Statistical Properties of Sanitized Results from Differentially Private
Laplace Mechanism with Bounding Constraints
Protection of individual privacy is a common concern when releasing and sharing data and information. Differential privacy (DP) formalizes privacy in probabilistic terms without making assumptions about the background knowledge of data intruders, and thus provides a robust concept for privacy protection. Practical applications of DP involve development of differentially private mechanisms to generate sanitized results at a pre-specified privacy budget. In the sanitization of bounded statistics such as proportions and correlation coefficients, the bounding constraints will need to be incorporated in the differentially private mechanisms.
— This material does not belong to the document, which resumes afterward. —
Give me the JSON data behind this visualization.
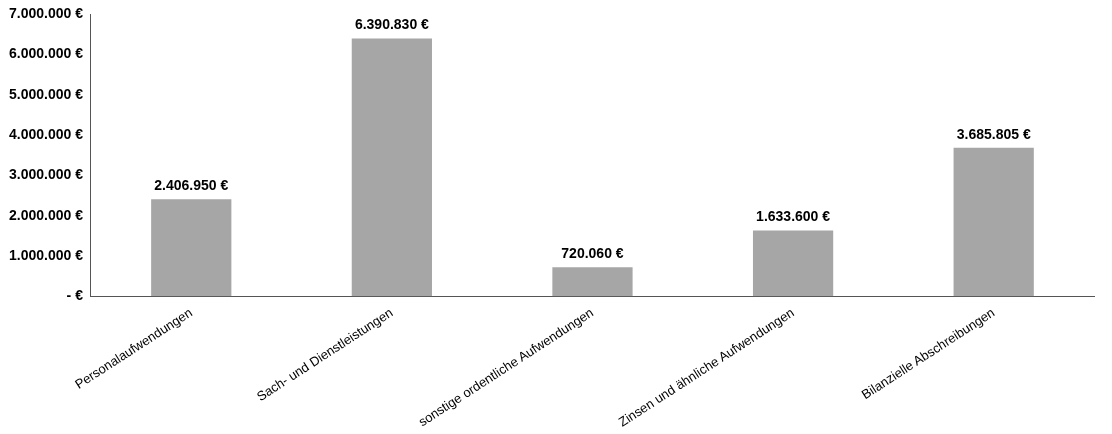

There has been little work on examining the consequences of the bounding constraints on the accuracy of sanitized results and the statistical inferences of the population parameters based on the sanitized results. In this paper, we formalize the differentially private truncated and boundary inflated truncated (BIT) mechanisms for releasing statistics with bounding constraints. The impacts of the truncated and BIT Laplace mechanisms on the statistical accuracy and validity of sanitized statistics are evaluated both theoretically and empirically via simulation studies. We also provide an upper bound for the MSE between the sanitized and original results for a given and its convergence rate toward 0 in the truncated and BIT Laplace mechanisms.